Lifestyle
Perhatikan dan Pahami, 4 Pertanyaan untuk Diri Sendiri Sebelum Menikah
Menikah adalah ibadah terpanjang seorang manusia. Jadi, kita harus menikah dengan segala pertimbangan dan kesiapan. Yang utama adalah kesiapan diri sendiri. Karena, menikah bukan hal yang mudah. Mungkin menikahnya mudah, tapi kehidupan setelah menikah tidak sekadar tentang kemudahan saja.
Selain sibuk menginterogasi calon pasangan, alangkah lebih baik apabila kita juga sibuk menanyakan kepada diri sendiri. Percuma juga kalau calon pasangan kita sudah siap secara keseluruhan, namun dalam diri sendiri kita masih merasa bimbang.
Jadi, cobalah untuk menanyakan pertanyaan di bawah ini kepada dirimu sendiri, ya!
1. Siapkah aku menikah?
Apakah kamu sudah siap untuk menikah atau masih ragu-ragu? Kalau belum merasa mantap untuk menikah, maka jangan pernah coba-coba, ya! Pasalnya, ketika kamu sudah bersedia untuk masuk ke dalam lingkaran pernikahan, maka kehidupanmu akan terus berjalan. Kamu akan terjebak.
Kalau kamu benar-benar merasa siap, tentu kamu sudah memahami tanggung jawab yang akan kamu emban nantinya. Segala risiko, sudah kamu perhitungkan. Ketika kesiapan dalam dirimu sendiri masih setengah-setengah, maka besar kemungkinan bagimu untuk kalah dengan ego dirimu sendiri.
Sementara setelah menikah, tidak semudah itu untuk berpisah. Banyak pertimbangannya, apa lagi setelah memiliki anak. Pasti kamu akan merasa serba salah.
2. Apa alasanku menikah?
Setelah itu, mantapkan dalam hatimu perihal alasanmu menikah. Apakah karena usia yang sudah dianggap tidak muda? Perjodohan orang tua? Menyempurnakan separuh agama? Atau yang lainnya.
Katanya, semua hal yang terjadi adalah tergantung dari niat. Jadi, kamu harus meluruskan niat dan memantapkan hati perihal tujuan pernikahanmu ini. Hal tersebut dilakukan agar setelah kamu berumah tangga, kamu akan memahami ke mana kamu akan membawa arah. Jangan sampai kamu kehilangan arah.
3. Apakah mau bersusah payah?
Apakah tujuanmu menikah adalah untuk bersenang-senang? Hal ini merupakan opini yang keliru. Berapapun kaya rayanya pasanganmu, kehidupan rumah tangga tidak melulu tentang harta benda.

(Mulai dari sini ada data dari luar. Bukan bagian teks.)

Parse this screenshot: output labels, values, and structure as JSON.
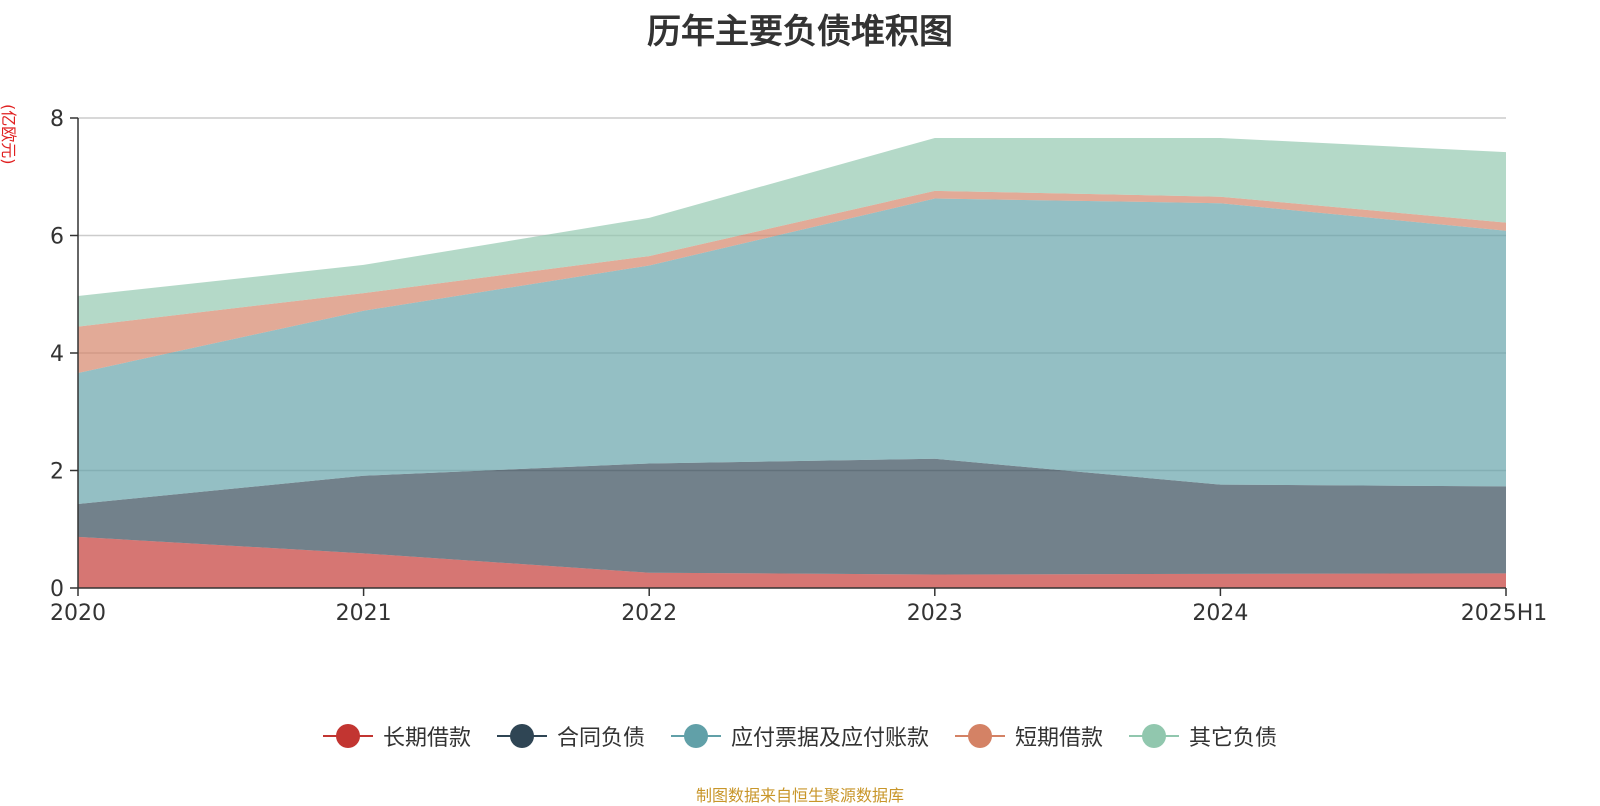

Apa pun jalannya, akan ada masanya dalam rumah tangga kamu merasa susah, sedih, ada masalah, dan itu merupakan hal yang wajar. Murni bentuk ujian dari Tuhan untuk membuat kita menjadi manusia yang lebih kuat dan konsisten.
Jadi, akan tetap ada masanya kamu sedih dan susah. Hanya saja cara setiap pasangan mendapatkan hal tersebut, tidaklah sama. Pun juga dengan besar pembelajaran yang bisa diambil oleh suka, sukar, sedih, dan masalah itu. Semua orang punya takarannya sendiri.
Jadi, kamu tetap harus bersiap diri dan hati untuk menghadapi segala hal yang ada dalam rumah tangga. Bukan tentang senang-senangnya saja.
4. Ingin kehidupan seperti apa?
Setelah berumah tangga, kamu ingin kehidupan yang seperti apa? Apakah kehidupan fokus mencari uang siang dan malam? Fokus mengurus rumah tangga saja? Tinggal di mana? Hidup dengan penuh kemewahan atau hidup sederhana? Dan lain sebagainya.
Keinginanmu dalam penggambaran hidup setelah menikah menjadi penentu bagaimana kamu akan membawa hidupmu dan menjalaninya dengan cara yang seperti apa. Bayangkan mulai sekarang, pahami langkahnya, dan persiapkan diri untuk masa itu.
Itu dia 4 pertanyaan yang harus kamu tanyakan pada diri sendiri sebelum menikah. Pahami mulai sekarang, ya!